Louisville Democrat Ashley Miller wants to change that.
The 30-year-old nurse practitioner is running for the House seat held by Republican Julie Raque Adams, who’s running for state Senate.
“In a body that’s supposed to represent the people, we should truly represent the people," Miller said. "And I think the fact that there’s not a minority woman in the House at this moment changes the demographic, changes the perception of things when they come before the floor. So I think that’s important. It is important to have every voice heard.”
Miller has filed her papers with the Kentucky Secretary of State’s Office, joined by members of the House Women’s Caucus, which intends to help Miller in her fundraising efforts, and Lt. Governor Jerry Abramson.
Republicans Phil Moffett and Shellie May are also running for the seat , and will face each other in the May primary.
A state senator from western Kentucky plans to make the current legislative session his last. Jerry Rhoads announced his retirement Friday.
“Serving the people of the 6th District in the State Senate these past 12 years has been one of the most rewarding experiences of my life. I will treasure the many friendships I have made throughout the counties I have represented in my three terms of service in the State Senate," said Rhoads in a written statement. "After careful reflection, I have decided that with eight young, energetic grandchildren, it is time to step away from the hectic pace and demands of public service in order to spend more time with my family and pursue other life goals.”
Rhoads said he planned to remain active in his Madisonville law practice.
Rhoads’ announcement creates an open seat in Kentucky’s 6th Senate District, which represents Hopkins, Muhlenberg, Ohio and Butler counties.
Rhoads’ retirement leaves Morgantown Republican State Representative C.B. Embry the only candidate so far to file for the seat.

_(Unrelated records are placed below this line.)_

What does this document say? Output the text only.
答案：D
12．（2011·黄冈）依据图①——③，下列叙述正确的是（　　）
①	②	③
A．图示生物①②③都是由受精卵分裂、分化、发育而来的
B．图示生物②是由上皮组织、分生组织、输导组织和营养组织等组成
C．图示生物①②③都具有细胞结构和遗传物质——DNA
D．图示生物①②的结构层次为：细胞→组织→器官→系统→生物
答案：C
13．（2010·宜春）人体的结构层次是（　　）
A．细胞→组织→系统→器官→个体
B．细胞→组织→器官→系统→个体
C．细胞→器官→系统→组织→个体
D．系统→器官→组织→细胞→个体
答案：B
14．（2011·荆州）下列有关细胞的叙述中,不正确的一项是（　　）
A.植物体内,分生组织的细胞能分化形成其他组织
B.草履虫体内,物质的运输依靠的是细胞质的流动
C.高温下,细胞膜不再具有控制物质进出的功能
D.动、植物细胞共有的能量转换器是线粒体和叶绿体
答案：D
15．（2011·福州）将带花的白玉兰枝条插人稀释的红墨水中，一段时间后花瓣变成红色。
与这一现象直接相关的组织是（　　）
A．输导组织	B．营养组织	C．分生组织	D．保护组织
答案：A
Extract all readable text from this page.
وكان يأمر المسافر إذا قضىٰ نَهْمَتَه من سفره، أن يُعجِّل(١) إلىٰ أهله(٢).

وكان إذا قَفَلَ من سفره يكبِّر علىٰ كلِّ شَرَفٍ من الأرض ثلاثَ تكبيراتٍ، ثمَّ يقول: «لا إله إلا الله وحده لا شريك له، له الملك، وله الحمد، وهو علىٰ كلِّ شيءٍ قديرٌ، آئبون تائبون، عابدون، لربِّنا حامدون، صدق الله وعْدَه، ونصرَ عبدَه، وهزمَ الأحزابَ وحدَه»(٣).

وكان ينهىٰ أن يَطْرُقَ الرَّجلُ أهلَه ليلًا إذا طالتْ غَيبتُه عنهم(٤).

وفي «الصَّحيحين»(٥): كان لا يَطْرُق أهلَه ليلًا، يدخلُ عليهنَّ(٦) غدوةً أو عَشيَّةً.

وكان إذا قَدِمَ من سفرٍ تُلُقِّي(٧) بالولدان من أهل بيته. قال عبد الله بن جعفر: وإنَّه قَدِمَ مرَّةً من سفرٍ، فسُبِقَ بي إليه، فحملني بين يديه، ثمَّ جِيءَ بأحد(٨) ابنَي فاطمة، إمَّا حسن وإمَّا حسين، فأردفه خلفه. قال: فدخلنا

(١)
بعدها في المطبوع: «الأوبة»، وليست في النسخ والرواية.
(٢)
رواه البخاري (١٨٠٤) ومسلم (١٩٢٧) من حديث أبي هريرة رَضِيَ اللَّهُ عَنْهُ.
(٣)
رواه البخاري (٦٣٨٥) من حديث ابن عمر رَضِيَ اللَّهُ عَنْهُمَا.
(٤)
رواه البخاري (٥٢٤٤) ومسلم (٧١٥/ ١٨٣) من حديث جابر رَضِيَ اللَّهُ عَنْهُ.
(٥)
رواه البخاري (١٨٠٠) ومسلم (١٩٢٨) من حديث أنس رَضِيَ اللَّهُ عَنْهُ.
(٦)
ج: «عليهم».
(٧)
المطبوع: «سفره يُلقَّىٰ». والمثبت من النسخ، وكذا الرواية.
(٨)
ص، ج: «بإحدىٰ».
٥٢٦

A Republican challenger has emerged to face embattled 6th District State Representative Will Coursey.
Keith Travis is the Vice President of Development for the Murray Calloway County Hospital. He is also a former state board of education chairman and has been named citizen of the year in Marshall County.
Coursey, the incumbent democrat, is facing charges that he retaliated against a state staffer when she complained about Coursey’s inappropriate behavior toward female interns. Coursey has filed a counter-suit.
Coursey is in his third term and and had no primary or general election challenger in his last bid for re-election.
Travis says he wants to see more economic growth with less governmental intervention in Kentucky. He plans to file his papers with the Secretary of State on January 15.